Push policy down + evaluate locally: don't ask a central PDP per request; push policy to a sidecar next to each service (the OPA model) and evaluate against in-memory data — microsecond decisions. The center only distributes policy and collects audit.
Separate data from policy: policy changes slowly and can be cached; permission data (who's in which group) changes fast — sync it incrementally via bundles or cache with short TTL, tolerating second-scale eventual consistency.
Cache decision results: cache the same (user, action, resource) briefly, but weigh that revocation latency = cache TTL.
Explicit failure mode: when the PDP is unreachable, fail-open (allow, availability first) or fail-close (deny, security first)? Security contexts should almost always fail-close, though core read paths may need tiering.

This is isomorphic to Day 2 caching and Day 23 reliability: turn a strongly-consistent central decision into "local cache + async sync" to amortize hot-path cost.

5. Your signing private key leaked. Under stateless JWT, an attacker can forge any user's token. What are the full containment and recovery steps? What fundamental weakness of stateless does this expose?

Containment & recovery: ① rotate the signing key pair immediately — sign with the new private key, publish the new public key (JWKS); ② but if the old public key is still in JWKS/service caches, old forged tokens are still accepted — remove the old kid from JWKS and force verifiers to refresh; ③ reject all tokens signed with the old kid, effectively forcing everyone to re-login; ④ audit tokens issued during the window for signs of forged abuse.

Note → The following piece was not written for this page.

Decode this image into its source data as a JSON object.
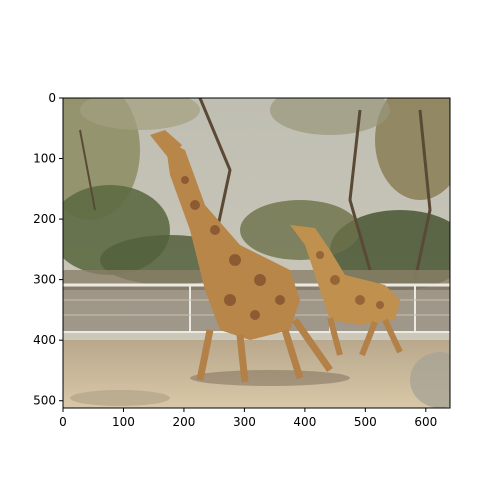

The fundamental weakness: stateless security rests entirely on the secrecy of the signing key — the key is a single point. Once leaked, the blast radius is "every user since the last rotation," and because the system doesn't consult a store, it can't distinguish a "real token" from one "forged with the leaked key." This is exactly why you need periodic key rotation + multiple coexisting kids + private keys in an HSM/KMS that never leaves: turning a single point into a quickly-replaceable, isolatable component. By contrast, leaking a Session store is also bad, but you can invalidate everyone by clearing it — there's no "offline forgery" problem.